Взятие Смоленска и битва под Оршей 1514 г. - страница 21

стр.

Если взять роспись («полис») войска 1528 г., по самым оптимистическим прогнозам, численность посполитого рушения с указанных округов, которые затрагивал призыв, включая почты князей-магнатов и панов-рады[130] («листы до панов рад» были также отправлены), могла достигать 14 000 – 16 000 чел. Эту цифру следует считать «мобилизационным максимумом». В реальности численность армии была меньше списочной численности за счет не явившихся по разным причинам, уклонившихся от службы, оставленных в гарнизонах или посланных в другие районы. Итак, с указанных земель можно было собрать до 16 000 воинов.
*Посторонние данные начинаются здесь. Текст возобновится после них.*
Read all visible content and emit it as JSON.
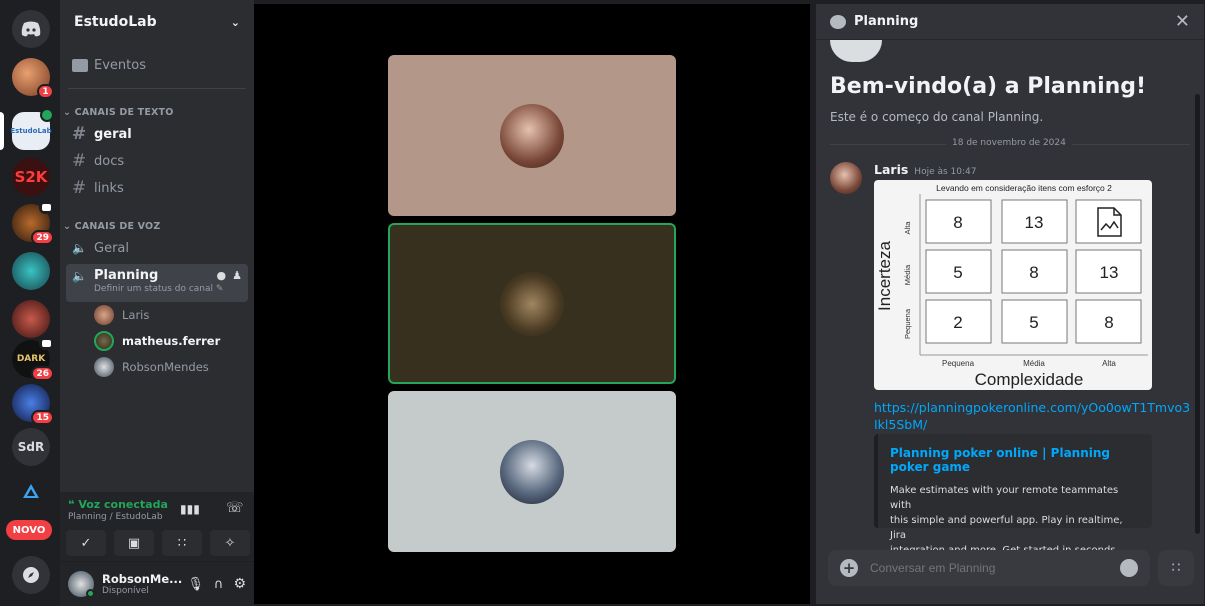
{
  "rail": {
    "servers": [
      {
        "name": "direct-messages-home",
        "badge": ""
      },
      {
        "name": "server-avatar-1",
        "badge": "1"
      },
      {
        "name": "server-estudolab",
        "badge": "",
        "label": "EstudoLab"
      },
      {
        "name": "server-s2k",
        "badge": ""
      },
      {
        "name": "server-avatar-4",
        "badge": "29"
      },
      {
        "name": "server-avatar-5",
        "badge": ""
      },
      {
        "name": "server-avatar-6",
        "badge": ""
      },
      {
        "name": "server-dark-dark",
        "badge": "26"
      },
      {
        "name": "server-avatar-8",
        "badge": "15"
      },
      {
        "name": "server-sdr",
        "label": "SdR"
      },
      {
        "name": "server-avatar-10"
      }
    ],
    "novo_label": "NOVO"
  },
  "sidebar": {
    "guild_name": "EstudoLab",
    "events_label": "Eventos",
    "text_category": "CANAIS DE TEXTO",
    "text_channels": [
      "geral",
      "docs",
      "links"
    ],
    "voice_category": "CANAIS DE VOZ",
    "voice_channels": [
      "Geral",
      "Planning"
    ],
    "planning_status": "Definir um status do canal",
    "voice_users": [
      "Laris",
      "matheus.ferrer",
      "RobsonMendes"
    ],
    "voice_connected": "Voz conectada",
    "voice_location": "Planning / EstudoLab",
    "user_name": "RobsonMe...",
    "user_status": "Disponível"
  },
  "chat": {
    "channel": "Planning",
    "welcome_title": "Bem-vindo(a) a Planning!",
    "welcome_sub": "Este é o começo do canal Planning.",
    "date_divider": "18 de novembro de 2024",
    "author": "Laris",
    "timestamp": "Hoje às 10:47",
    "link_line1": "https://planningpokeronline.com/yOo0owT1Tmvo3",
    "link_line2": "Ikl5SbM/",
    "embed_title": "Planning poker online | Planning poker game",
    "embed_desc_1": "Make estimates with your remote teammates with",
    "embed_desc_2": "this simple and powerful app. Play in realtime, Jira",
    "embed_desc_3": "integration and more. Get started in seconds.",
    "composer_placeholder": "Conversar em Planning"
  },
  "matrix_image": {
    "caption": "Levando em consideração itens com esforço 2",
    "y_title": "Incerteza",
    "x_title": "Complexidade",
    "rows": [
      "Alta",
      "Média",
      "Pequena"
    ],
    "cols": [
      "Pequena",
      "Média",
      "Alta"
    ],
    "values": [
      [
        "8",
        "13",
        ""
      ],
      [
        "5",
        "8",
        "13"
      ],
      [
        "2",
        "5",
        "8"
      ]
    ]
  },
  "colors": {
    "accent": "#5865f2",
    "link": "#00a8fc",
    "online": "#23a55a",
    "danger": "#f23f43"
  }
}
К 15 июня, т. е. за неделю до окончания срока сборов, князь Василий Полубенский явился со своим почтом в 50 коней[131] и одним из первых с отрядом в 526 конных (в том числе 94 «рацея» и 100 «ляхов Вольского») и 100–115 пеших выдвинулся в район боевых действий[132]. Другой «дворянский реистр» датирован также 15 июня, принесен «от пана Яна, маршалка земского з Вилни» (имеется в виду, скорее всего, Ян Николаевич Радзивилл). В нем перечислены 518 «коней»[133]. Реестр, составленный 18 июля, перечисляет всего чуть более 1200 чел. дворян, явившихся на сборный пункт[134].

Даже спустя почти месяц после окончания срока сборов посполитое рушение, за исключением небольших контингентов, так и не собралось. Это была достаточно распространенная для XVI в. ситуация, когда на призыв являлась небольшая часть ополчения (так было в 1512–1513 гг., во времена Стародубской войны 1534–1537 гг. и в русско-литовскую войну 1563–1570 гг.). За первую половину XVI в. шляхта ни разу не прибывала к месту сбора в точно установленный срок. Имелись случаи и уклонения от службы, и значительной задержки со сборами, несмотря на принятое решение жестоко карать тех, кто не поспеет к сроку на военную службу[135].

Подтверждают очень низкую явку на сборы и письма епископа Перемышльского Петра Томицкого и короля Сигизмунда Казимировича, датируемые 18–26 июля[136]. В них указываются такие негативные качества, как медлительность и лень шляхты. Отметим, что письма написаны спустя месяц после окончания срока сборов. Вообще, при чтении немногочисленных свидетельств о мобилизации в 1514 г., можно найти подтверждения словам С. Герберштейна, писавшего: «Если им (литвинам. — А. Л.) откуда-нибудь грозит война и они должны защищать свое достояние против врага, то они являются на призыв с великой пышностью, более для бахвальства, чем на войну, а по окончании сборов тут же рассеиваются» [в другом месте: «как только дело доходит до выступления (из лагеря), один за другим являются к начальнику, придумывая всевозможные отговорки, откупаясь у начальника деньгами, и остаются дома»][137].

Явно раздраженные нотки в посланиях великого князя Литовского и епископа Петра Томицкого, касающихся промедления со сборами, могут служить подтверждением того, что численность посполитого рушения существенно не возросла к концу августа, когда войско выдвинулось к Орше. Армия Сигизмунда начинает движение лишь после того, как к ней присоединились хоругви поляков-добровольцев, «охочие гуфы».

Итак, нет никаких оснований считать, что в поход выступило 14 000 – 16 000 посполитого рушения. Наоборот, при подробном рассмотрении вырисовываются очень низкие показатели сборов.

Помимо боевых частей, в походном войске присутствовало большое количество прислуги — «обозная челядь». Но ее численность нам неизвестна, и подсчитать даже приблизительное количество не представляется возможным.

В войске присутствовали небольшие саперные подразделения под руководством Яна Башты[138], которым позже удалось соорудить переправу через Днепр — понтонный мост шириной не менее 3 м.

Если учитывать «почты» панов-рады (некоторые отряды знатных вельмож могли насчитывать по нескольку сотен воинов), которые не фигурируют в сохранившихся реестрах 1514 г., то ориентировочные вычисления показывают, что в Борисове к 30 августа могло собраться в самом лучшем случае половина от планируемого количества — не более 7000–8000 литовского ополчения.